Ever since year’s Essen fair there’s been a lot of hype for The Crew: The Quest for Planet NineTen. So much hype, in fact, that I was very doubtful if the game could live up to it. Well, sometimes I’m happy to be proven wrong. Any doubt I had about The Crew was misplaced. Except my doubt about the designer’s and publisher’s ability to count planets, but I digress.

The Crew is a very light game. If you know how to play a trick taking game then you don’t have much to learn before you start. Figure out how missions work, and your good to go. And you might breeze through the first few missions, but the difficulty ramps up. It’s not a steep ramp, but steadily the missions get harder. You might win the first few by sheer luck, but soon you’ll have to learn “advanced” techniques like shedding a color so you can discard the card needed into another player’s trick. In fact, learning advanced techniques here might help you improve at other trick taking games.

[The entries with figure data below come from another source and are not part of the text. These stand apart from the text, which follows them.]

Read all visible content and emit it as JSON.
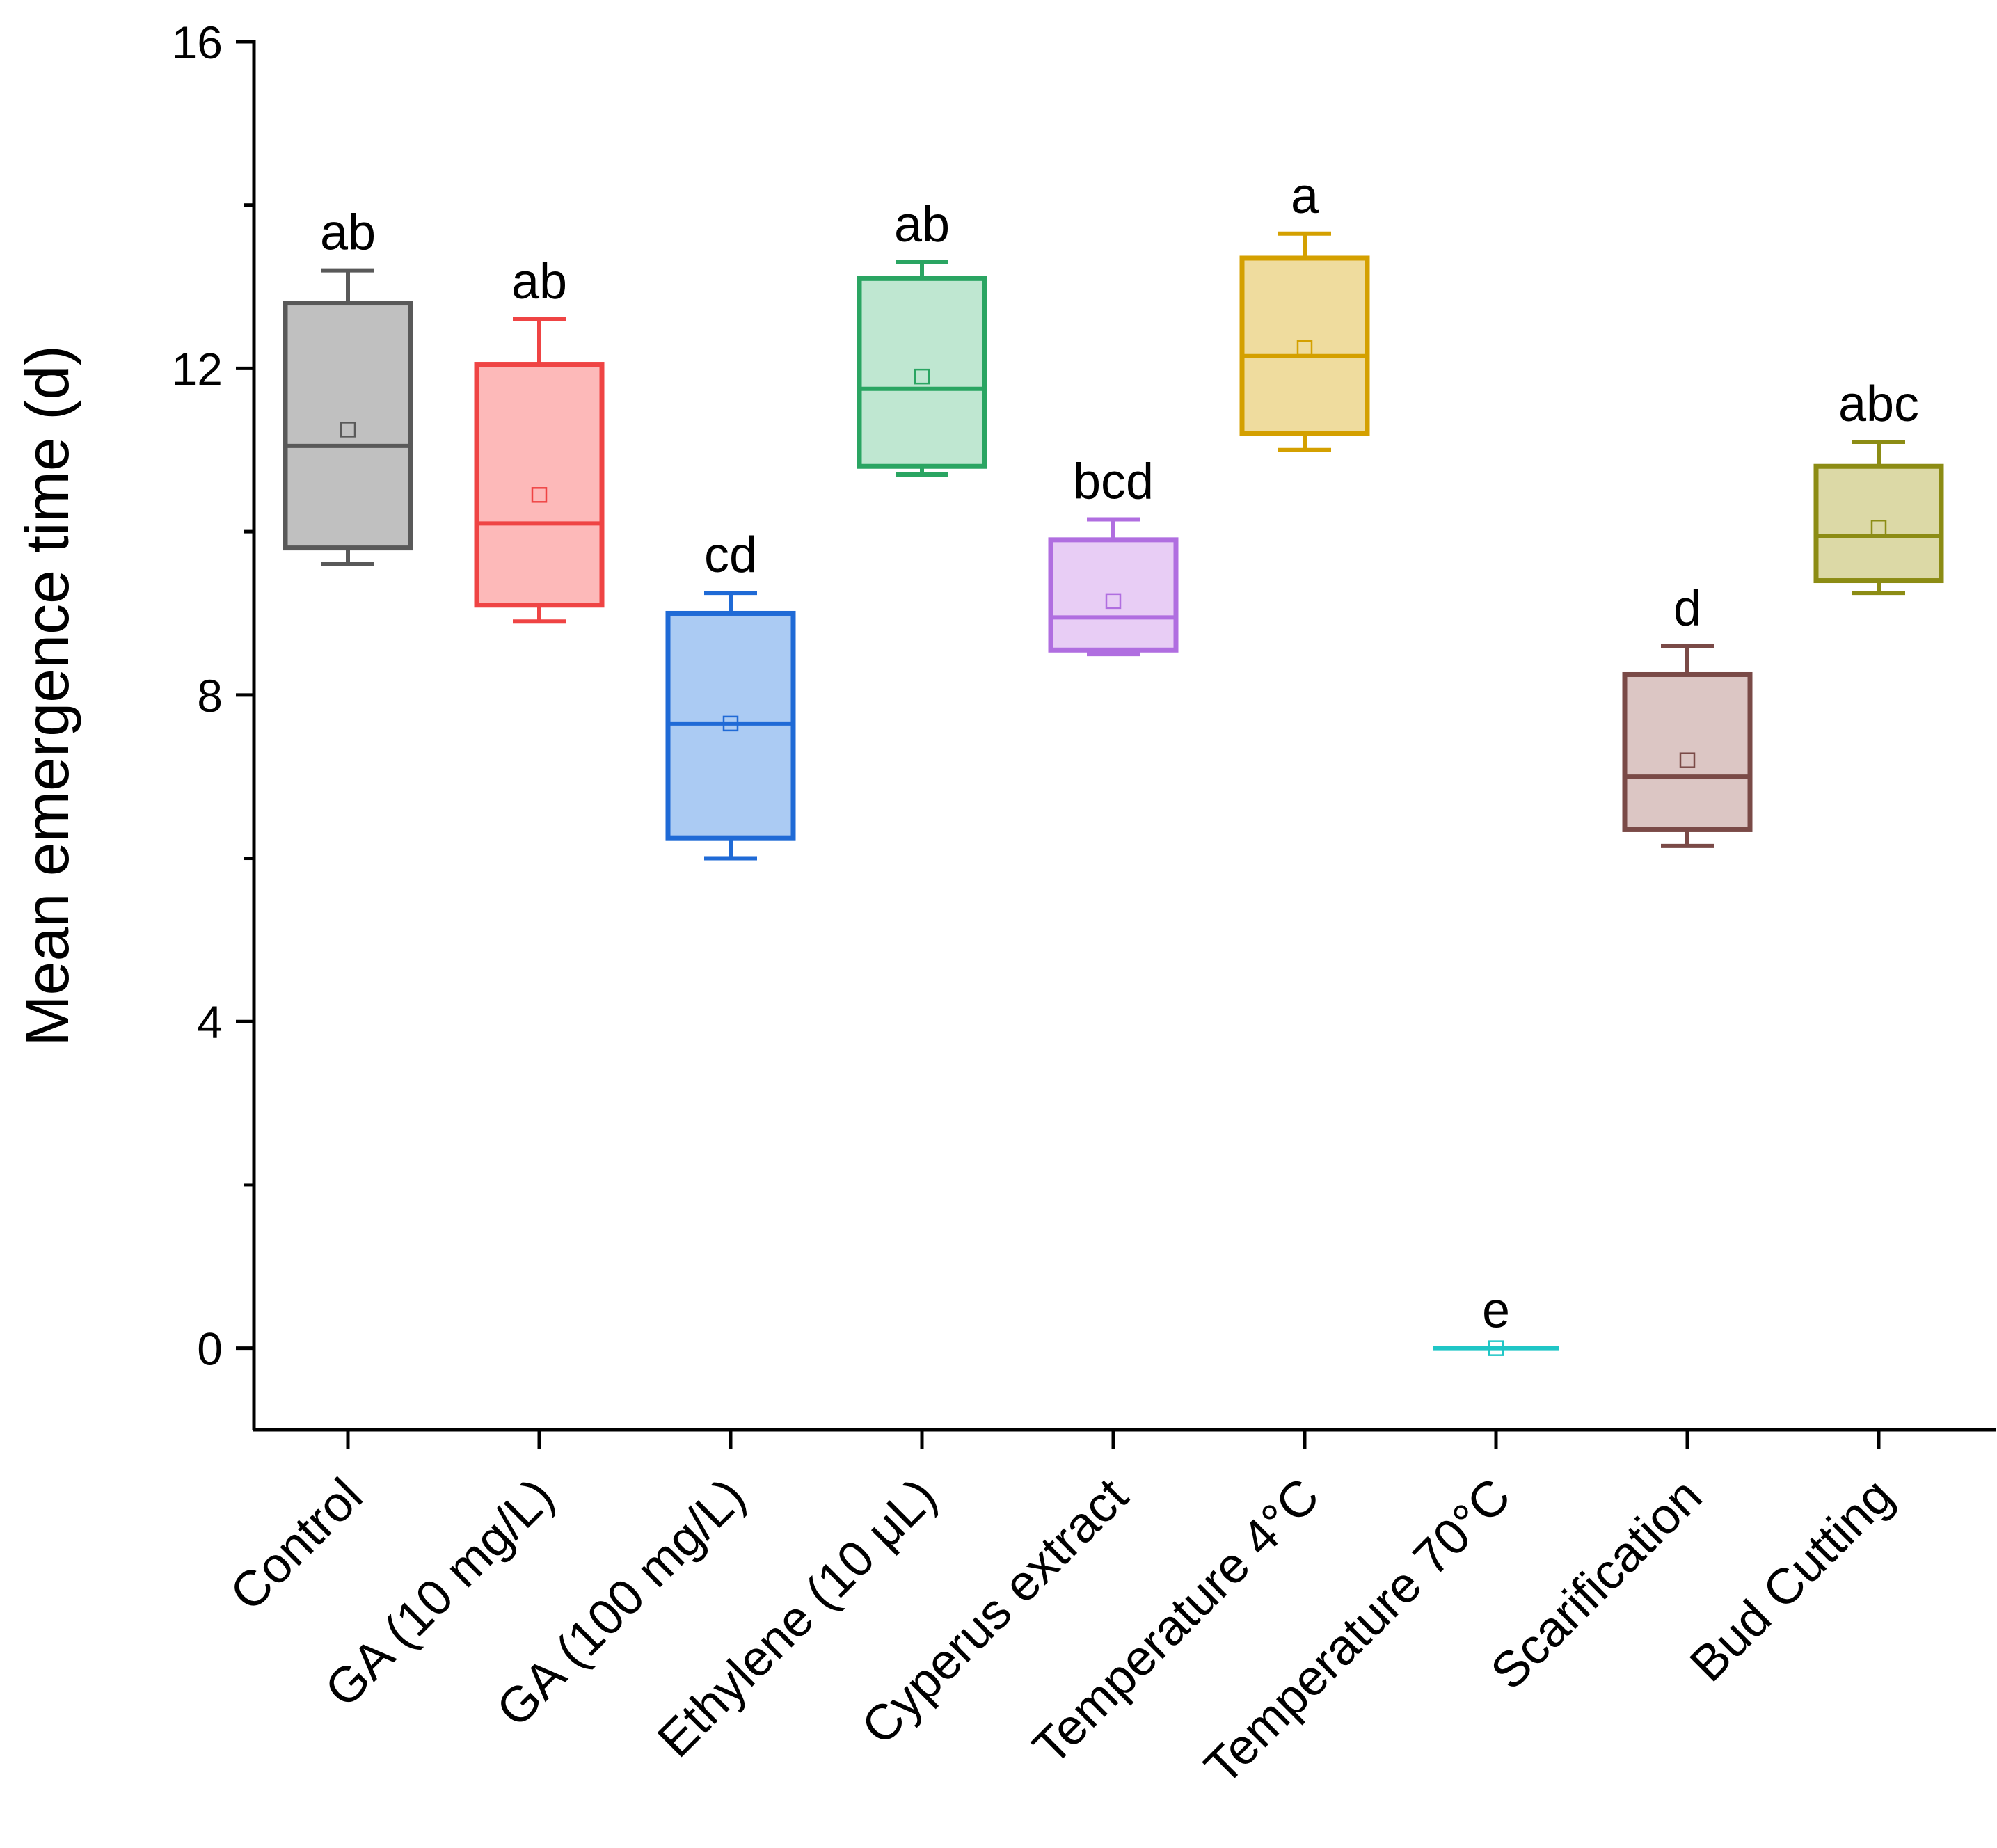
{
  "chart_data": {
    "type": "box",
    "title": "",
    "xlabel": "",
    "ylabel": "Mean emergence time (d)",
    "ylim": [
      -1,
      16
    ],
    "yticks": [
      0,
      4,
      8,
      12,
      16
    ],
    "yticks_minor": [
      2,
      6,
      10,
      14
    ],
    "categories": [
      "Control",
      "GA (10 mg/L)",
      "GA (100 mg/L)",
      "Ethylene (10 μL)",
      "Cyperus extract",
      "Temperature 4°C",
      "Temperature 70°C",
      "Scarification",
      "Bud Cutting"
    ],
    "series": [
      {
        "name": "Control",
        "color": "#595959",
        "fill": "#c0c0c0",
        "whisker_low": 9.6,
        "q1": 9.8,
        "median": 11.05,
        "q3": 12.8,
        "whisker_high": 13.2,
        "mean": 11.25,
        "letter": "ab"
      },
      {
        "name": "GA (10 mg/L)",
        "color": "#ef4444",
        "fill": "#fdb9b9",
        "whisker_low": 8.9,
        "q1": 9.1,
        "median": 10.1,
        "q3": 12.05,
        "whisker_high": 12.6,
        "mean": 10.45,
        "letter": "ab"
      },
      {
        "name": "GA (100 mg/L)",
        "color": "#1f6ad6",
        "fill": "#abcbf3",
        "whisker_low": 6.0,
        "q1": 6.25,
        "median": 7.65,
        "q3": 9.0,
        "whisker_high": 9.25,
        "mean": 7.65,
        "letter": "cd"
      },
      {
        "name": "Ethylene (10 μL)",
        "color": "#2aa562",
        "fill": "#bfe7d1",
        "whisker_low": 10.7,
        "q1": 10.8,
        "median": 11.75,
        "q3": 13.1,
        "whisker_high": 13.3,
        "mean": 11.9,
        "letter": "ab"
      },
      {
        "name": "Cyperus extract",
        "color": "#b06ee0",
        "fill": "#e8cdf5",
        "whisker_low": 8.5,
        "q1": 8.55,
        "median": 8.95,
        "q3": 9.9,
        "whisker_high": 10.15,
        "mean": 9.15,
        "letter": "bcd"
      },
      {
        "name": "Temperature 4°C",
        "color": "#d4a000",
        "fill": "#efdc9e",
        "whisker_low": 11.0,
        "q1": 11.2,
        "median": 12.15,
        "q3": 13.35,
        "whisker_high": 13.65,
        "mean": 12.25,
        "letter": "a"
      },
      {
        "name": "Temperature 70°C",
        "color": "#20c6c6",
        "fill": "#bdeeee",
        "whisker_low": 0,
        "q1": 0,
        "median": 0,
        "q3": 0,
        "whisker_high": 0,
        "mean": 0,
        "letter": "e"
      },
      {
        "name": "Scarification",
        "color": "#7a4a47",
        "fill": "#dcc6c4",
        "whisker_low": 6.15,
        "q1": 6.35,
        "median": 7.0,
        "q3": 8.25,
        "whisker_high": 8.6,
        "mean": 7.2,
        "letter": "d"
      },
      {
        "name": "Bud Cutting",
        "color": "#8c8c14",
        "fill": "#dcd9a6",
        "whisker_low": 9.25,
        "q1": 9.4,
        "median": 9.95,
        "q3": 10.8,
        "whisker_high": 11.1,
        "mean": 10.05,
        "letter": "abc"
      }
    ]
  }
}
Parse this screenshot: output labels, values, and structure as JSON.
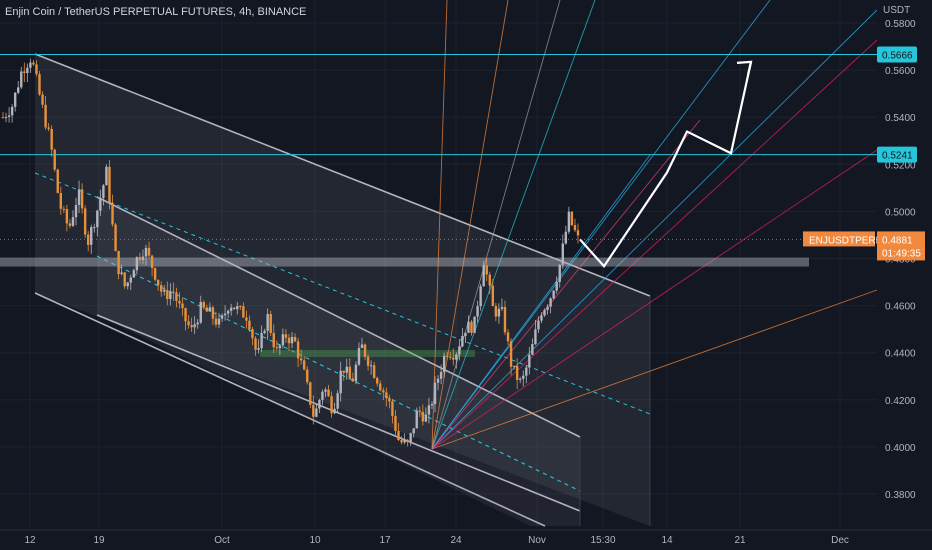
{
  "header": {
    "title": "Enjin Coin / TetherUS PERPETUAL FUTURES, 4h, BINANCE"
  },
  "colors": {
    "background": "#131722",
    "channel_line": "#b2b5be",
    "dashed_mid": "#26c6da",
    "cyan_level": "#26c6da",
    "candle_up": "#b2b5be",
    "candle_down": "#e8913b",
    "projection": "#ffffff",
    "symbol_label": "#f0883e"
  },
  "chart_data": {
    "type": "candlestick",
    "symbol_label": "ENJUSDTPERP",
    "yaxis": {
      "unit": "USDT",
      "ticks": [
        "0.5800",
        "0.5600",
        "0.5400",
        "0.5200",
        "0.5000",
        "0.4800",
        "0.4600",
        "0.4400",
        "0.4200",
        "0.4000",
        "0.3800"
      ],
      "tick_values": [
        0.58,
        0.56,
        0.54,
        0.52,
        0.5,
        0.48,
        0.46,
        0.44,
        0.42,
        0.4,
        0.38
      ],
      "ylim": [
        0.3735,
        0.5852
      ]
    },
    "xaxis": {
      "ticks": [
        "12",
        "19",
        "Oct",
        "10",
        "17",
        "24",
        "Nov",
        "15:30",
        "14",
        "21",
        "Dec"
      ]
    },
    "price_labels": [
      {
        "text": "0.5666",
        "value": 0.5666
      },
      {
        "text": "0.5241",
        "value": 0.5241
      }
    ],
    "last_price": {
      "text": "0.4881",
      "value": 0.4881,
      "countdown": "01:49:35"
    },
    "horizontal_levels": [
      0.5666,
      0.5241
    ],
    "support_zone": [
      0.4787,
      0.4765
    ],
    "price_path": [
      [
        0.54,
        0.5451,
        0.56,
        0.5656,
        0.547,
        0.53,
        0.503,
        0.4926
      ],
      [
        0.508,
        0.487,
        0.5006,
        0.517,
        0.479,
        0.4672,
        0.4786,
        0.4847
      ],
      [
        0.475,
        0.4639,
        0.4666,
        0.4563,
        0.4492,
        0.4588,
        0.4564,
        0.4516
      ],
      [
        0.4614,
        0.4578,
        0.4554,
        0.4375,
        0.4564,
        0.4398,
        0.4474,
        0.4441
      ],
      [
        0.43,
        0.4123,
        0.4261,
        0.4158,
        0.4346,
        0.4271,
        0.4431,
        0.4349
      ],
      [
        0.4265,
        0.4182,
        0.4025,
        0.4005,
        0.4157,
        0.412,
        0.4274,
        0.4408
      ],
      [
        0.4398,
        0.4506,
        0.4516,
        0.4797,
        0.458,
        0.4565,
        0.4332,
        0.4265
      ],
      [
        0.4398,
        0.4572,
        0.4628,
        0.4759,
        0.4977,
        0.4881
      ]
    ],
    "projection_path": [
      0.4881,
      0.4767,
      0.5165,
      0.5339,
      0.5247,
      0.5635
    ]
  }
}
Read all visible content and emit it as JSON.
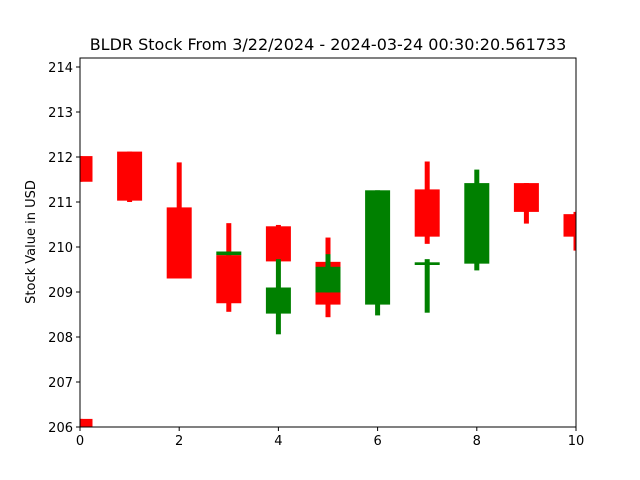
{
  "chart_data": {
    "type": "candlestick",
    "title": "BLDR Stock From 3/22/2024 - 2024-03-24 00:30:20.561733",
    "xlabel": "",
    "ylabel": "Stock Value in USD",
    "xlim": [
      0,
      10
    ],
    "ylim": [
      206,
      214.2
    ],
    "x_ticks": [
      "0",
      "2",
      "4",
      "6",
      "8",
      "10"
    ],
    "y_ticks": [
      "206",
      "207",
      "208",
      "209",
      "210",
      "211",
      "212",
      "213",
      "214"
    ],
    "up_color": "#008000",
    "down_color": "#ff0000",
    "candles": [
      {
        "x": 0,
        "open": 212.02,
        "close": 211.45,
        "high": 212.02,
        "low": 211.45
      },
      {
        "x": 0,
        "open": 206.18,
        "close": 206.0,
        "high": 206.18,
        "low": 206.0
      },
      {
        "x": 1,
        "open": 212.12,
        "close": 211.03,
        "high": 212.12,
        "low": 211.0
      },
      {
        "x": 2,
        "open": 210.88,
        "close": 209.3,
        "high": 211.88,
        "low": 209.3
      },
      {
        "x": 3,
        "open": 209.82,
        "close": 208.75,
        "high": 210.53,
        "low": 208.56
      },
      {
        "x": 3,
        "open": 209.82,
        "close": 209.9,
        "high": 209.9,
        "low": 209.82
      },
      {
        "x": 4,
        "open": 210.46,
        "close": 209.68,
        "high": 210.49,
        "low": 209.68
      },
      {
        "x": 4,
        "open": 208.52,
        "close": 209.1,
        "high": 209.73,
        "low": 208.06
      },
      {
        "x": 5,
        "open": 209.67,
        "close": 208.72,
        "high": 210.21,
        "low": 208.44
      },
      {
        "x": 5,
        "open": 208.99,
        "close": 209.56,
        "high": 209.84,
        "low": 208.99
      },
      {
        "x": 6,
        "open": 208.72,
        "close": 211.26,
        "high": 211.26,
        "low": 208.48
      },
      {
        "x": 7,
        "open": 211.28,
        "close": 210.23,
        "high": 211.9,
        "low": 210.07
      },
      {
        "x": 7,
        "open": 209.6,
        "close": 209.66,
        "high": 209.73,
        "low": 208.54
      },
      {
        "x": 8,
        "open": 209.63,
        "close": 211.42,
        "high": 211.72,
        "low": 209.48
      },
      {
        "x": 9,
        "open": 211.42,
        "close": 210.78,
        "high": 211.42,
        "low": 210.52
      },
      {
        "x": 10,
        "open": 210.73,
        "close": 210.23,
        "high": 210.78,
        "low": 209.92
      }
    ]
  }
}
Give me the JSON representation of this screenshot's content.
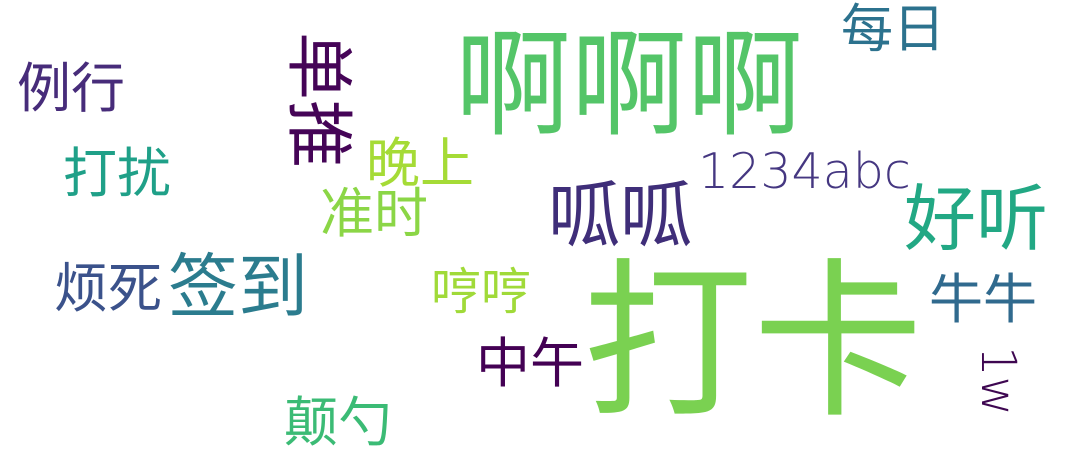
{
  "words": [
    {
      "id": "daka",
      "text": "打卡",
      "color": "#7ad151"
    },
    {
      "id": "aaa",
      "text": "啊啊啊",
      "color": "#54c568"
    },
    {
      "id": "guagua",
      "text": "呱呱",
      "color": "#3f2e79"
    },
    {
      "id": "qiandao",
      "text": "签到",
      "color": "#2b7c8e"
    },
    {
      "id": "haoting",
      "text": "好听",
      "color": "#22a884"
    },
    {
      "id": "abc",
      "text": "1234abc",
      "color": "#453781"
    },
    {
      "id": "dantui",
      "text": "单推",
      "color": "#450457"
    },
    {
      "id": "liexing",
      "text": "例行",
      "color": "#472c7a"
    },
    {
      "id": "daraot",
      "text": "打扰",
      "color": "#1fa088"
    },
    {
      "id": "wanshang",
      "text": "晚上",
      "color": "#a5db36"
    },
    {
      "id": "zhunshi",
      "text": "准时",
      "color": "#8bd646"
    },
    {
      "id": "fansi",
      "text": "烦死",
      "color": "#3b528b"
    },
    {
      "id": "hengheng",
      "text": "哼哼",
      "color": "#a0da39"
    },
    {
      "id": "zhongwu",
      "text": "中午",
      "color": "#440154"
    },
    {
      "id": "niuniu",
      "text": "牛牛",
      "color": "#306a8e"
    },
    {
      "id": "meiri",
      "text": "每日",
      "color": "#2c728e"
    },
    {
      "id": "dianyun",
      "text": "颠勺",
      "color": "#3bbb75"
    },
    {
      "id": "onew",
      "text": "1w",
      "color": "#3e0751"
    }
  ]
}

Like in most good cooperative games, communication is absolutely crucial. The Crew gives you very limited options in this department. One card, one marker, that’s all you get. And more often than not, it’s enough, as long as you remember the other things your fellow players communicate. Think about why they are showing you that one card that is their lowest? What do they want you to do with that information. What are they telling you with the cards they are playing? Are they trying to shed a color? Why? Also, don’t forget that one bit of information you have in every round: the mission commander is the player with the number four rocket, so you always know where that card is. More than once, that last one was what we needed to complete a mission.

Mission details are often random, so you may face the same mission a second time and find it much harder – or simpler – than the first time. But in a game where a round takes five minutes, no one gets upset when they lose to bad luck. Quite the opposite. “Let’s try once more, we almost had it,” is a very frequent phrase.

Maybe that’s all you need to know about The Crew: The Quest for Planet NineTen: we stopped playing it as a nightcap because we always fail at the “calling it a night” part that’s supposed to follow.